Extreme weather events such as Hurricane Sandy appear to be increasing in number and severity in recent years, in conjunction with the increasing global average temperature.  This pattern is consistent with the expectations from climate modeling for a warming planet, which foresees, at various locations on the surface of the earth, more intense storms, increasing rainfall with flooding, and more extreme heat waves with drought.  Previous posts have surveyed the economic consequences of earlier extreme weather in the U. S.  and globally.

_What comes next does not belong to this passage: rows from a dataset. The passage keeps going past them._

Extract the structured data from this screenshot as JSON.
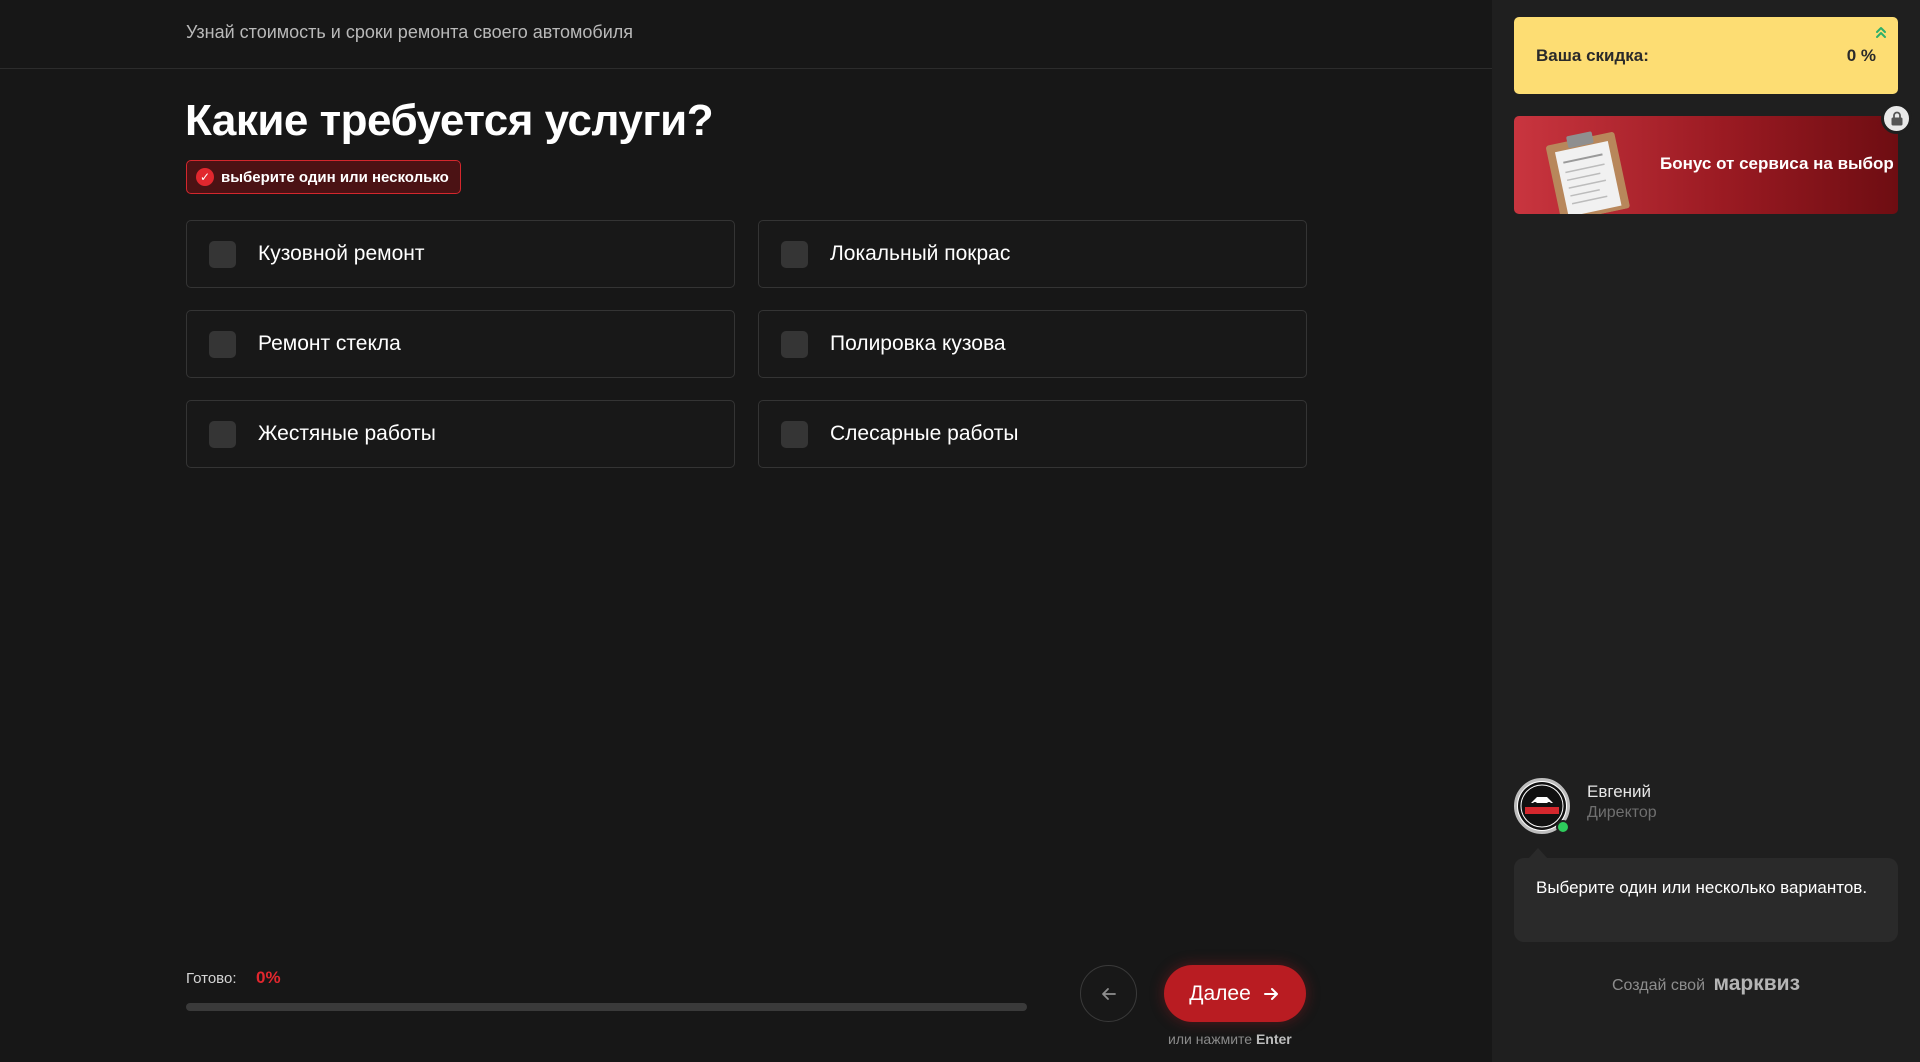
{
  "header": {
    "subtitle": "Узнай стоимость и сроки ремонта своего автомобиля"
  },
  "question": {
    "title": "Какие требуется услуги?",
    "hint": "выберите один или несколько"
  },
  "options": [
    {
      "label": "Кузовной ремонт",
      "checked": false
    },
    {
      "label": "Локальный покрас",
      "checked": false
    },
    {
      "label": "Ремонт стекла",
      "checked": false
    },
    {
      "label": "Полировка кузова",
      "checked": false
    },
    {
      "label": "Жестяные работы",
      "checked": false
    },
    {
      "label": "Слесарные работы",
      "checked": false
    }
  ],
  "progress": {
    "label": "Готово:",
    "value_text": "0%",
    "percent": 0
  },
  "navigation": {
    "back_icon": "arrow-left-icon",
    "next_label": "Далее",
    "next_icon": "arrow-right-icon",
    "enter_hint_prefix": "или нажмите",
    "enter_hint_key": "Enter"
  },
  "sidebar": {
    "discount": {
      "label": "Ваша скидка:",
      "value": "0 %"
    },
    "bonus": {
      "label": "Бонус от сервиса на выбор",
      "locked": true
    },
    "manager": {
      "name": "Евгений",
      "role": "Директор",
      "online": true
    },
    "message": "Выберите один или несколько вариантов.",
    "brand": {
      "prefix": "Создай свой",
      "name": "марквиз"
    }
  },
  "colors": {
    "accent": "#e1272e",
    "discount_bg": "#fddd73",
    "background": "#171717",
    "sidebar_bg": "#1f1f1f"
  }
}
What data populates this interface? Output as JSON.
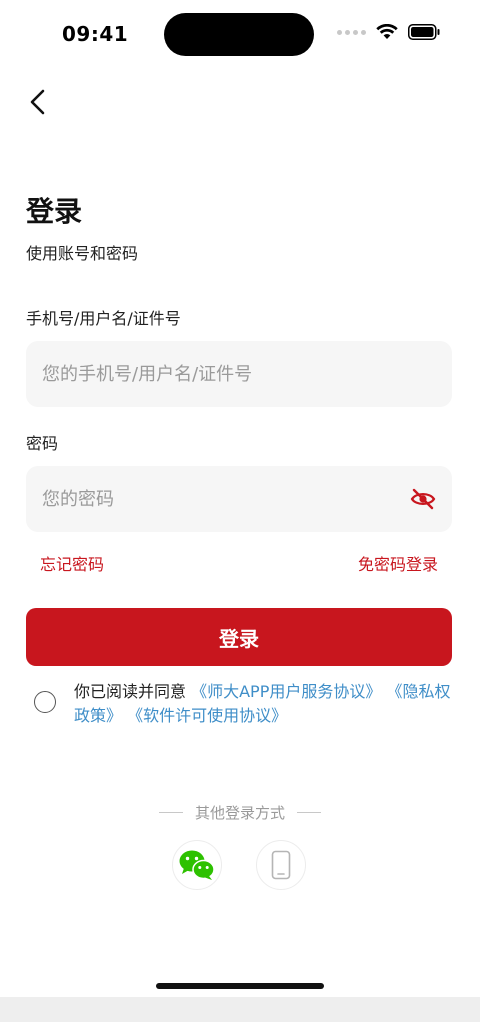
{
  "status_bar": {
    "time": "09:41",
    "icons": [
      "signal-icon",
      "wifi-icon",
      "battery-icon"
    ]
  },
  "header": {
    "back_icon": "chevron-left-icon",
    "title": "登录",
    "subtitle": "使用账号和密码"
  },
  "form": {
    "account_label": "手机号/用户名/证件号",
    "account_placeholder": "您的手机号/用户名/证件号",
    "account_value": "",
    "password_label": "密码",
    "password_placeholder": "您的密码",
    "password_value": "",
    "password_toggle_icon": "eye-off-icon",
    "forgot_label": "忘记密码",
    "passwordless_label": "免密码登录",
    "submit_label": "登录"
  },
  "agreement": {
    "checked": false,
    "prefix": "你已阅读并同意",
    "link1": "《师大APP用户服务协议》",
    "link2": "《隐私权政策》",
    "link3": "《软件许可使用协议》"
  },
  "other_login": {
    "label": "其他登录方式",
    "options": [
      {
        "icon": "wechat-icon"
      },
      {
        "icon": "phone-icon"
      }
    ]
  },
  "colors": {
    "accent": "#c8161e",
    "link": "#3f8ec8",
    "input_bg": "#f6f6f6",
    "wechat": "#2dc100"
  }
}
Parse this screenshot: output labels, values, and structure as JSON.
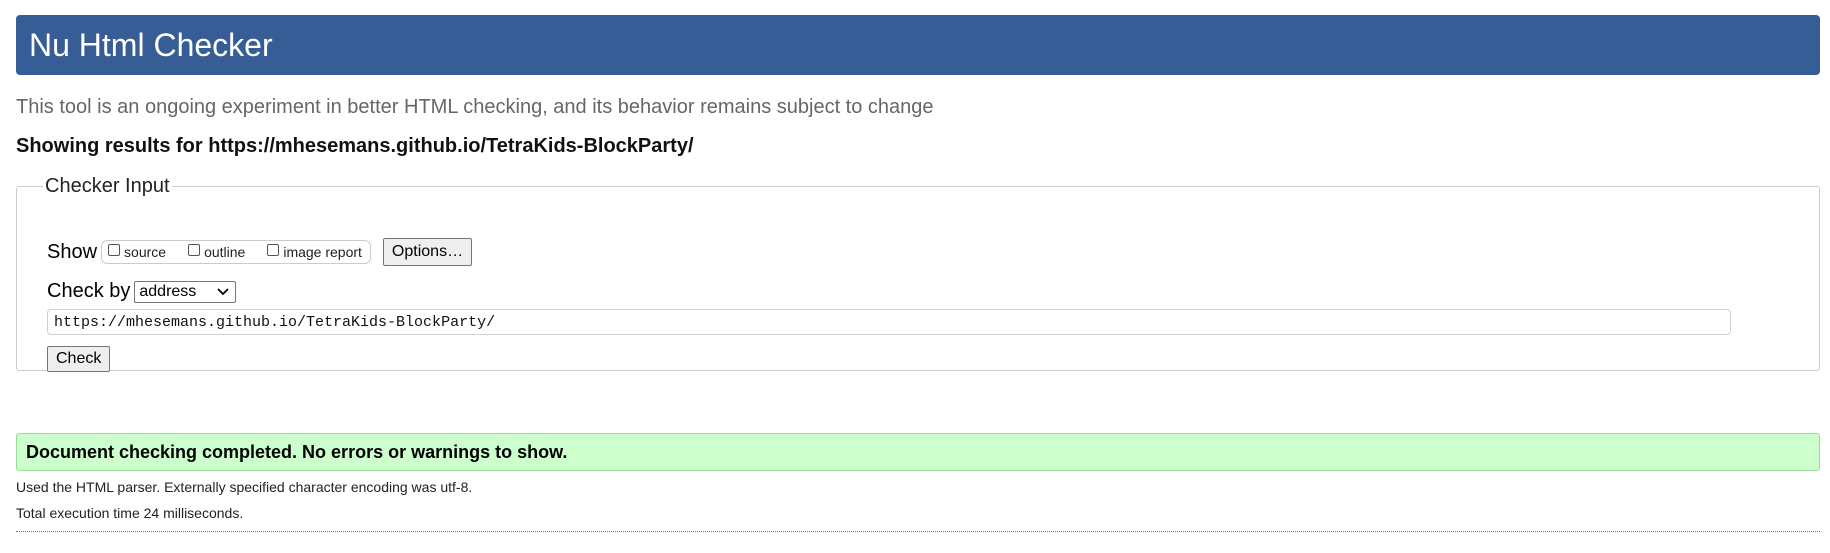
{
  "header": {
    "title": "Nu Html Checker"
  },
  "subtitle": "This tool is an ongoing experiment in better HTML checking, and its behavior remains subject to change",
  "results_for": "Showing results for https://mhesemans.github.io/TetraKids-BlockParty/",
  "checker_input": {
    "legend": "Checker Input",
    "show_label": "Show",
    "show_options": [
      {
        "label": "source",
        "checked": false
      },
      {
        "label": "outline",
        "checked": false
      },
      {
        "label": "image report",
        "checked": false
      }
    ],
    "options_button": "Options…",
    "check_by_label": "Check by",
    "check_by_selected": "address",
    "url_value": "https://mhesemans.github.io/TetraKids-BlockParty/",
    "check_button": "Check"
  },
  "result": {
    "message": "Document checking completed. No errors or warnings to show.",
    "parser_info": "Used the HTML parser. Externally specified character encoding was utf-8.",
    "execution_time": "Total execution time 24 milliseconds."
  },
  "colors": {
    "header_bg": "#365d95",
    "success_bg": "#ccffcc",
    "subtitle_text": "#666666"
  },
  "icons": {
    "select_chevron": "chevron-down-icon"
  }
}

Global warming and its harmful consequences for humanity reflect not the annual rate of emission of greenhouse gases, but rather their total concentration accumulated in the atmosphere.  As long as even low annual rates of emission continue, the accumulated total continues to grow.  Accumulated atmospheric greenhouse gases determine the extent of global warming.  Carbon dioxide, the principal greenhouse gas, remains in the atmosphere for decades or centuries.  Therefore the greenhouse gas level cannot retreat to values we experienced in earlier decades.  We are stuck with the greenhouse gases currently present, and the extent of global warming they confer, indefinitely.  If the world wishes to stabilize the global average temperature, necessarily at a new, higher value, we must work toward developing a zero-carbon energy economy. 

Each extreme weather event is a natural disaster inflicting enormous damage, both physical and economic, on its victims.  Societal harms also arise as social and local economic structures are disrupted.  Each event brings with it the need for compensation at a large scale to help victims recover and restore their lives and livelihoods.  Eventually all citizens pay for this, because relief comes from governments, insurance benefits, and private charities.  Costs attributed to governments potentially lead to higher taxes that we all bear, and insurance benefit payments lead to higher premiums that many of us will pay.

The alternative to unscheduled needs for emergency response to extreme weather events is to invest in creating a carbon-free energy economy. All nations of the world should be striving to achieve a zero emissions energy economy as soon as possible.  This means that instead of creating the need for even more emergency relief by continuing “business-as-usual”, we invest early in zero carbon energy.  These investments will help stabilize the atmospheric level of greenhouse gases at lower levels, so that warming of the planet is attenuated.